MiFID II/MIFIR will compel traders of any EU asset class to hand over personal identification up to and including passport numbers to every European exchange they trade on. The rules require that transaction reporting fields contain the Legal Entity Identifier (LEI) or where the trade is in relation to natural persons, the passport number of the person who is buying or selling. The object of the rules is to enable greater transparency and give regulators more information to assist in combatting market abuse.
This lesser known impact of MiFID II/MiFIR has inflamed fears of mass desertions from trading platforms as individuals seek to protect their personal data and privacy. Additionally, it is expected that these new measures may mean the loss of traders from countries with strict privacy and data protection laws that conflict with the directive. For example, Switzerland prohibits its citizens from providing their passport numbers to commercial organisations.
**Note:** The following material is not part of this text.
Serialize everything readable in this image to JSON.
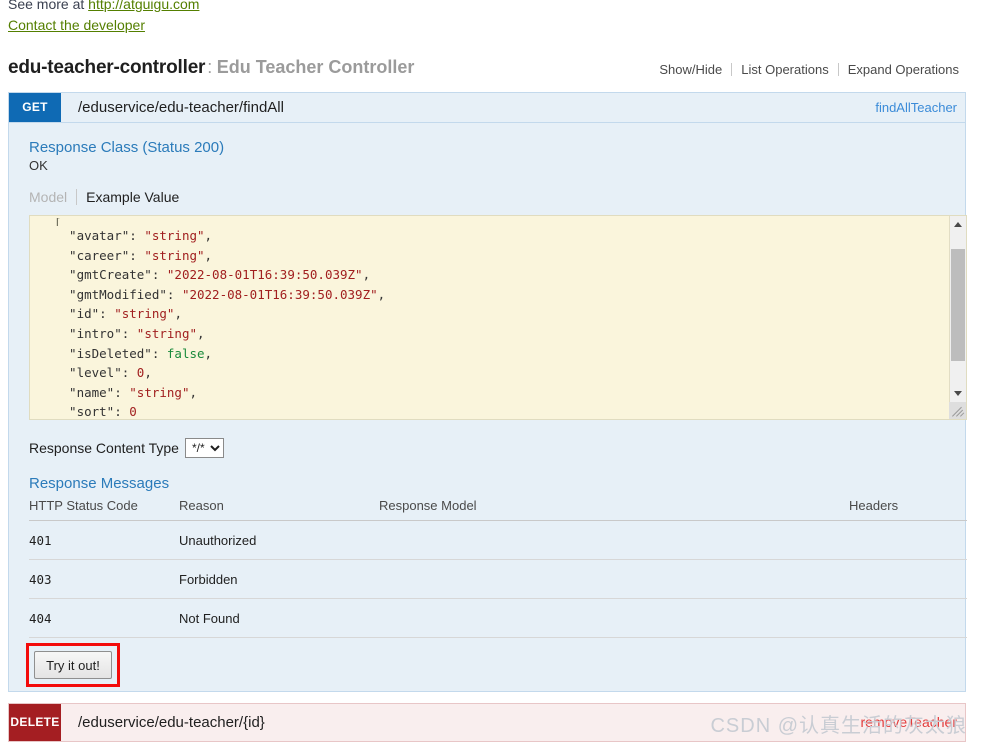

Trading venues, especially those in the fixed-income and currency derivatives markets, say they don’t know whether their clients will simply refuse to, or not bother to, provide personal identification. The average bond-trading venue maintains thousands of members and come January they’ll be obliged to require their traders’ personal identification for transparency. Should a trader not provide this information the venue will have little option, but to restrict them from placing orders unless they themselves wish to be in breach of reporting requirements.
Naturally, many firms have been less than pleased with the news that their order books could take such a hit. Some have tried lobbying the European Securities and Markets Authority (ESMA), but ESMA have been clear in stating that such a rule change is beyond their power and rests solely with the European Parliament.
However, not everyone is losing out to this new rule. Banks and trading firms that operate ‘systematic internalisers’ will not have to collect the same personal information. Understandably, this has been criticised for un-levelling the playing field between trading venues and the OTC market, something MiFID II was intended to level.